Na burze... Dalinar czuł się niemal zawstydzony tym, jak dobrze jego ludzie znieśli Wieczną Burzę. Kiedy odwrócił się, by odejść, prawie wpadł na Taravangiana tkwiącego w drzwiach jak duch. Kruchy, starzejący się monarcha, otulony miękkimi szatami, otwarcie płakał na widok ludzi w świątyni.

– Proszę. Proszę. Moi chirurdzy są w Vedenarze, to krótka podróż przez Bramy Przysięgi. Pozwól, że ich sprowadzę. Pozwól mi złagodzić to cierpienie.

Fen zacisnęła wargi. Zgodziła się na spotkanie, co jednak nie czyniło jej częścią zaproponowanej przez Dalinara koalicji. Ale co mogła powiedzieć na takie błaganie?

– Docenimy twoją pomoc.

Dalinar stłumił uśmiech. Ustąpiła o krok, pozwalając im uruchomić Bramę Przysięgi. To był kolejny krok. Taravangianie, jesteś prawdziwym klejnotem, pomyślał.

– Użycz mi skryby i łączotrzciny – powiedział Taravangian. – Natychmiast wyślę swoją Świetlistą po pomoc.

Fen wydała konieczne rozkazy, a jej małżonek skinął, by zapisano jej słowa. Kiedy ruszyli w stronę palankinów, Taravangian pozostał na schodach i patrzył na miasto.

– Wasza Wysokość? – Dalinar zatrzymał się obok niego.

– Widzę tu swój dom, oświecony. – Taravangian wsparł się drżącą dłonią o ścianę świątyni. – Mrugam załzawionymi oczyma i widzę Kharbranth zniszczony w wojnie. I pytam siebie: „Co muszę zrobić, by ich ochronić?”.

– Ochronimy ich, Taravangianie. Przysięgam.

– Tak... Tak, wierzę ci, Czarny Cierniu. – Starzec odetchnął głęboko i można było odnieść wrażenie, że skulił się jeszcze bardziej. – Sądzę... sądzę, że pozostanę tutaj i zaczekam na chirurgów. Proszę, ruszajcie dalej.

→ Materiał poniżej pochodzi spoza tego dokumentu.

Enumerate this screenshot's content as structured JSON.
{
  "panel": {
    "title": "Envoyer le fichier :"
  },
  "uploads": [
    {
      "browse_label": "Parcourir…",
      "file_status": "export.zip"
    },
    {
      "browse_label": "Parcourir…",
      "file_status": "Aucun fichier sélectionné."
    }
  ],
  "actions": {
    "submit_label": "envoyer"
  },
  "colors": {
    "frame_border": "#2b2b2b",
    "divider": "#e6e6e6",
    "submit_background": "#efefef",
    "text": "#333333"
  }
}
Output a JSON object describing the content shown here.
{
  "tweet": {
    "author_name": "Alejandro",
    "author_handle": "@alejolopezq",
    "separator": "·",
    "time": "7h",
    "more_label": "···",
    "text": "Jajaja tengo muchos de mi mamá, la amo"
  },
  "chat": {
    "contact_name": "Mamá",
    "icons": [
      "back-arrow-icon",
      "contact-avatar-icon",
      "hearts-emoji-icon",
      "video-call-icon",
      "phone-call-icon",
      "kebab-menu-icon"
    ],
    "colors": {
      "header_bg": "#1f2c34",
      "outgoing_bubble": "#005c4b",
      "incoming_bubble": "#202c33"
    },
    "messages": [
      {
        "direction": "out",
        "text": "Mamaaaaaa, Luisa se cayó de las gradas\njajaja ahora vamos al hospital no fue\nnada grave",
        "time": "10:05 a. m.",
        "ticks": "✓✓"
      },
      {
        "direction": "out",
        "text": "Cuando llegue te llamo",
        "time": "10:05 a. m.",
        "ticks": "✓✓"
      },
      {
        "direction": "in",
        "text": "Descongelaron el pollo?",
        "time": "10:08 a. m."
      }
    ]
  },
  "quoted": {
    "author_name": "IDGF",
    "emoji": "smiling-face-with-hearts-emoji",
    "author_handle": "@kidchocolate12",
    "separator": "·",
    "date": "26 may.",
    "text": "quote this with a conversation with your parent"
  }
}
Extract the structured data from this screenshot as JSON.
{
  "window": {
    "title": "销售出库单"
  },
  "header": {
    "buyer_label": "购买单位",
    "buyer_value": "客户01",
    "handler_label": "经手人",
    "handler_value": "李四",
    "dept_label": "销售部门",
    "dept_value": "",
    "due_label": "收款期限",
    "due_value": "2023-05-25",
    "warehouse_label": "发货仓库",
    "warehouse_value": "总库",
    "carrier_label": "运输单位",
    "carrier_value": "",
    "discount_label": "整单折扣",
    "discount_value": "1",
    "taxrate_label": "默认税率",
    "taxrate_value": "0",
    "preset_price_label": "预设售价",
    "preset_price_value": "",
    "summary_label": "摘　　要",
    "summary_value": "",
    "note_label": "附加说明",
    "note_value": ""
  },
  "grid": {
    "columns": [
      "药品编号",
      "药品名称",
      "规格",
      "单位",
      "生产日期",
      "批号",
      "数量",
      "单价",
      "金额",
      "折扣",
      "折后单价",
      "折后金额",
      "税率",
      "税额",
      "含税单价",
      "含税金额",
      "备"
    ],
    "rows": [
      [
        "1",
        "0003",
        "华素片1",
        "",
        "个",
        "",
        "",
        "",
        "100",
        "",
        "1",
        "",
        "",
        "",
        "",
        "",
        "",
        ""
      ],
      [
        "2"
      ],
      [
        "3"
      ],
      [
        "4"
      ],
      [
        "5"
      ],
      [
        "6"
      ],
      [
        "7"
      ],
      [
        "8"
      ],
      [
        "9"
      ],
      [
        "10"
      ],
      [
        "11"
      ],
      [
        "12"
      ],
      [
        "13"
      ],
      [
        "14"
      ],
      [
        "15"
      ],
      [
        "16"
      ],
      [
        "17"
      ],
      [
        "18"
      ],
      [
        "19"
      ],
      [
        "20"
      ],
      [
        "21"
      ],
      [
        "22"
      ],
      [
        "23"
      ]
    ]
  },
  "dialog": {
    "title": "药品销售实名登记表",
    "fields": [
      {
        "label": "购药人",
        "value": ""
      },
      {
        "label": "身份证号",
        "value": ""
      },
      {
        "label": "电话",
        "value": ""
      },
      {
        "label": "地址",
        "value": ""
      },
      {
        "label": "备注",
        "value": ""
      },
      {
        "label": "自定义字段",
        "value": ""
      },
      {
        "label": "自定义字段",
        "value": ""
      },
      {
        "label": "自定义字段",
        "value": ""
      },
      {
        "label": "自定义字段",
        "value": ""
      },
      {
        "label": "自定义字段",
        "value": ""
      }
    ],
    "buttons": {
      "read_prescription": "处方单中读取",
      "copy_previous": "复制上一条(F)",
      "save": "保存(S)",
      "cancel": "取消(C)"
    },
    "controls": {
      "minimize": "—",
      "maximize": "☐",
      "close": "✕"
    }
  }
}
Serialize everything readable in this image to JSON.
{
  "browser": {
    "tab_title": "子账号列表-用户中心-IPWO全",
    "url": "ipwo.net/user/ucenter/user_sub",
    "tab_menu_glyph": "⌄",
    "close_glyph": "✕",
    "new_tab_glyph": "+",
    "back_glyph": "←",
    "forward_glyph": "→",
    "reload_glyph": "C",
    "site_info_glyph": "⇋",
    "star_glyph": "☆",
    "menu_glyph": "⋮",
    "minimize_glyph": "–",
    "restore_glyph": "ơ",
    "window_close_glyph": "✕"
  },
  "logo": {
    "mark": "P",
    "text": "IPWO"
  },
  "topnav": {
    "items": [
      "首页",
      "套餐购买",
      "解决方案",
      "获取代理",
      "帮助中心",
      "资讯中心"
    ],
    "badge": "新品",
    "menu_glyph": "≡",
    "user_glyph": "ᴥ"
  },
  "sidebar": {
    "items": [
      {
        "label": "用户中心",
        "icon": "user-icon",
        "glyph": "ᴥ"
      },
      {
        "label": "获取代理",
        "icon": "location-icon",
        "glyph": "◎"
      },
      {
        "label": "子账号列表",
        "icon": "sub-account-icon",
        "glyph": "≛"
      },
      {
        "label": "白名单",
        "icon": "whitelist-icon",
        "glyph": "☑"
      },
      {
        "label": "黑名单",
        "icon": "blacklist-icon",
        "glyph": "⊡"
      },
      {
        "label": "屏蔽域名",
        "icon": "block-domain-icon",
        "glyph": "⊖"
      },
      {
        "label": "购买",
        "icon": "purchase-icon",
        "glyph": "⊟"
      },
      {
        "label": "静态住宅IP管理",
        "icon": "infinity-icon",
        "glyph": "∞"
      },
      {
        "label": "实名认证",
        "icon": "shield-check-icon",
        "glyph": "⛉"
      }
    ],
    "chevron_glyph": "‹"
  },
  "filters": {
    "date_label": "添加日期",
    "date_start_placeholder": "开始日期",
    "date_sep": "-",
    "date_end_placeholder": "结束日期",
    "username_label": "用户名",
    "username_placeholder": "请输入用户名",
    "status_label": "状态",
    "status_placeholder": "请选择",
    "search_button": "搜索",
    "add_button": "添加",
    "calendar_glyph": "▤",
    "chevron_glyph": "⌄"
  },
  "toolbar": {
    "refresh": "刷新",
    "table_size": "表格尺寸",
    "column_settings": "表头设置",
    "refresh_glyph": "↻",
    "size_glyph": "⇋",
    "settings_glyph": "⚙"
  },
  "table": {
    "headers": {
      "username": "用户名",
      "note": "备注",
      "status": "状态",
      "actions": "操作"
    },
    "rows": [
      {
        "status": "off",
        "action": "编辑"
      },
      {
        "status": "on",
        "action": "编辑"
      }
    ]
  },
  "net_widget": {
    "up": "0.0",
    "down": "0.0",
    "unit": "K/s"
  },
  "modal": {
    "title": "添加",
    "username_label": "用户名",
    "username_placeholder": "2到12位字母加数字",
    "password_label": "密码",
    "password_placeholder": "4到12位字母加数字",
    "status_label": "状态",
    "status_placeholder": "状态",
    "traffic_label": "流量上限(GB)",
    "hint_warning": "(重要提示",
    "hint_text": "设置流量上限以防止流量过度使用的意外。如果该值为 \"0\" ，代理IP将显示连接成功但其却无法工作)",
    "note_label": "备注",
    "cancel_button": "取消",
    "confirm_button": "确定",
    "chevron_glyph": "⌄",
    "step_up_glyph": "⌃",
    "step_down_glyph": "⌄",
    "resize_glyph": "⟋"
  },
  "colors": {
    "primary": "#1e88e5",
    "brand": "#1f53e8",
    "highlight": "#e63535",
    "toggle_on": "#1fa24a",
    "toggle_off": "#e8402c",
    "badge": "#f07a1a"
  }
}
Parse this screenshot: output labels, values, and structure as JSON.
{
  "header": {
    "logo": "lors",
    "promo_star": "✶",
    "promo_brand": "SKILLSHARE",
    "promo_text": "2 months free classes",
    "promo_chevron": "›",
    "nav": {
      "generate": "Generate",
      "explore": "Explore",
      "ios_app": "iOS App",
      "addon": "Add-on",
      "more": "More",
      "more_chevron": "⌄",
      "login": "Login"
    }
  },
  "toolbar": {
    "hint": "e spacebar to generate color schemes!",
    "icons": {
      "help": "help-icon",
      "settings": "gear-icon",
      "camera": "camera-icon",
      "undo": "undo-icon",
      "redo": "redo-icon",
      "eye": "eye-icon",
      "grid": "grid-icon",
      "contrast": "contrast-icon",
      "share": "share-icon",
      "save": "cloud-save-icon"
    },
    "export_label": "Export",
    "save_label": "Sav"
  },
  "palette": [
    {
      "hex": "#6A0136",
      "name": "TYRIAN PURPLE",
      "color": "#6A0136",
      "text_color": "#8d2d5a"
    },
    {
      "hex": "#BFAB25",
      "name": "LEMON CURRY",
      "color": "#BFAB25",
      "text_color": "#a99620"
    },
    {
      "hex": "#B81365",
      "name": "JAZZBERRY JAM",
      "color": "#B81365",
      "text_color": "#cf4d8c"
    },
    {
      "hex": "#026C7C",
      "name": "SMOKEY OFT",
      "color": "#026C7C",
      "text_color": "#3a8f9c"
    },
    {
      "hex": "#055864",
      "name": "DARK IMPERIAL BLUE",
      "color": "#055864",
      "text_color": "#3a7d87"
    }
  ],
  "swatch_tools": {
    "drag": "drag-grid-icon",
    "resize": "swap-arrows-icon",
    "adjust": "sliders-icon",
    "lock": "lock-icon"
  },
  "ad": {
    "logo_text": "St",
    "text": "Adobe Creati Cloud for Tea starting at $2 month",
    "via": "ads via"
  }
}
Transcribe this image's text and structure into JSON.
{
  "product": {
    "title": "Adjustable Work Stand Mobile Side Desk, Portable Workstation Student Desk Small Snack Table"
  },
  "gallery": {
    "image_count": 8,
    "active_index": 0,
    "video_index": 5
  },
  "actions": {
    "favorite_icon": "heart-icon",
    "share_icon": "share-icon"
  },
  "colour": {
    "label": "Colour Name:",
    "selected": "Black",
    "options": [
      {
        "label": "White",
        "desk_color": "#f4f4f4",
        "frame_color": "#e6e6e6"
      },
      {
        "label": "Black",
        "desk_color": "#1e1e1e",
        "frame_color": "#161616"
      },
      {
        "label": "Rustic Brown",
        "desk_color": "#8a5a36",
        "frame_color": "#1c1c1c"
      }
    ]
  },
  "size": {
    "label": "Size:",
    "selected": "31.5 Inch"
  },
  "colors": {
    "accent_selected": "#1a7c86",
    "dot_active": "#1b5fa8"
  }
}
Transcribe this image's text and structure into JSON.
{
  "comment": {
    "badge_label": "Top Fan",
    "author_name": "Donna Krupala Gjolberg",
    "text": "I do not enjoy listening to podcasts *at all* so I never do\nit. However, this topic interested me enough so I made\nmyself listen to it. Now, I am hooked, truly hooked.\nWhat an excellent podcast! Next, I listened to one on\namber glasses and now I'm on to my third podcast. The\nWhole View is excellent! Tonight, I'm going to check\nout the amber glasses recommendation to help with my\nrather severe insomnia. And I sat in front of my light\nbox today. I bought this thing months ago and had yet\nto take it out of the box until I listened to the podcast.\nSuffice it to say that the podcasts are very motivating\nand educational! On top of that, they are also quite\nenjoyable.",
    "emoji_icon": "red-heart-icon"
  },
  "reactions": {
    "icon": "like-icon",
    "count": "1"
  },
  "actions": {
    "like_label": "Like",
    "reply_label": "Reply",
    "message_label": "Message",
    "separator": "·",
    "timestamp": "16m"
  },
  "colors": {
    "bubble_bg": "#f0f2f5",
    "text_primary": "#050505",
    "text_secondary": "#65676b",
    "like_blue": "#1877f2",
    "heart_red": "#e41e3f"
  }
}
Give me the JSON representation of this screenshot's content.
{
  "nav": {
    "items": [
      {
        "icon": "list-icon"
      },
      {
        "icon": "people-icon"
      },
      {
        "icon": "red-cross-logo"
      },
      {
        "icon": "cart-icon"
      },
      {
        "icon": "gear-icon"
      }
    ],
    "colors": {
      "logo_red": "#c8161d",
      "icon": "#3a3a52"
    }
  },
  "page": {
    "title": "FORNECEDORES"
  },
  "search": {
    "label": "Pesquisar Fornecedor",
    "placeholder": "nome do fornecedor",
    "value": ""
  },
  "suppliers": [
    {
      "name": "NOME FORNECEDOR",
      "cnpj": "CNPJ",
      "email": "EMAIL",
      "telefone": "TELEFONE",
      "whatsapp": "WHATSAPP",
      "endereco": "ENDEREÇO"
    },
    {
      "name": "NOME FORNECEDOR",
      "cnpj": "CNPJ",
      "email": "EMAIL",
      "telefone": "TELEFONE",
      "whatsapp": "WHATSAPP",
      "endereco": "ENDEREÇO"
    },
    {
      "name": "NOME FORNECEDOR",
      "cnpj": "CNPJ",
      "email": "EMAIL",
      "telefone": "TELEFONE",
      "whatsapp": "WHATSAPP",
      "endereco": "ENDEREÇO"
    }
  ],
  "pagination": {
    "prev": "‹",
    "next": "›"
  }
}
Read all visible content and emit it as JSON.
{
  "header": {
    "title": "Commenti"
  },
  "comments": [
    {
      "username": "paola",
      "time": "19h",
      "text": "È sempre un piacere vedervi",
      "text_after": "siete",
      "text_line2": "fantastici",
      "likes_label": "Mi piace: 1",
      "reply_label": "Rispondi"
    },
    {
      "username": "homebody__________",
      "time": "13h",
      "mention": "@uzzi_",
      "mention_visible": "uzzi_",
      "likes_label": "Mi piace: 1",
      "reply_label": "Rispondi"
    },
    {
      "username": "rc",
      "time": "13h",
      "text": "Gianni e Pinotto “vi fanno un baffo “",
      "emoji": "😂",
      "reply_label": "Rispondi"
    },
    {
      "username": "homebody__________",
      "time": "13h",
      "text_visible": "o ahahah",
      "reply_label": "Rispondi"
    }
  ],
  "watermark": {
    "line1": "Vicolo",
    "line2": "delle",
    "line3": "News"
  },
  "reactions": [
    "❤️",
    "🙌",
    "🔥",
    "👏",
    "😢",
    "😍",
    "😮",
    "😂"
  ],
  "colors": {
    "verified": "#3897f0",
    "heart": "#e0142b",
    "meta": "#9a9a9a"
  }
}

Taravangian usiadł na schodach, gdy pozostali odchodzili. Dotarłszy do palankinu, Dalinar podniósł wzrok i zobaczył, że stary mężczyzna siedzi tam ze splecionymi dłońmi i zwieszoną głową, niemal jak ktoś klęczący przed spaleniem modlitwy.

Fen zatrzymała się obok Dalinara. Białe loki jej brwi kołysały się na wietrze.

– Kryje się w nim o wiele więcej, niż sądzą ludzie, nawet po wypadku. Często to powtarzałam.

Dalinar przytaknął.

– Ale – mówiła dalej Fen – on zachowuje się, jakby to miasto było cmentarzem. Tak nie jest. Odbudujemy się z kamienia. Moi inżynierowie planują wybudowanie murów przed każdym okręgiem. Znów staniemy na nogi. Musimy tylko przegonić tę burzę. Tak naprawdę sparaliżowała nas nagła utrata siły roboczej. Nasi parshmeni...

– Moje armie mogłyby pomóc z usuwaniem gruzów, przenoszeniem kamieni i odbudową. Wystarczy, że się zgodzisz, a będziesz miała do dyspozycji tysiące chętnych rąk.

Fen nie odpowiedziała, choć Dalinar usłyszał szepty młodych żołnierzy i doradców czekających przy palankinach. Przyjrzał im się, a szczególną uwagę skupił na jednym. Młodzieniec był wysoki jak na Thaylena, miał niebieskie oczy i starannie zaczesane do tyłu brwi. Jego elegancki mundur był, rzecz jasna, skrojony w thayleńskim stylu, z krótką, dopasowaną kurtką zapinaną na piersi.

To musi być jej syn, pomyślał Dalinar, wpatrując się w rysy młodzieńca. Zgodnie z thayleńską tradycją był jedynie kolejnym oficerem, a nie następcą tronu. W tym królestwie władza monarchy nie była dziedziczna.

Nawet jeśli ten młody mężczyzna nie był następcą tronu, i tak się liczył. Wyszeptał coś szyderczo, a pozostali kiwali głowami, mamrotali i piorunowali Dalinara wzrokiem.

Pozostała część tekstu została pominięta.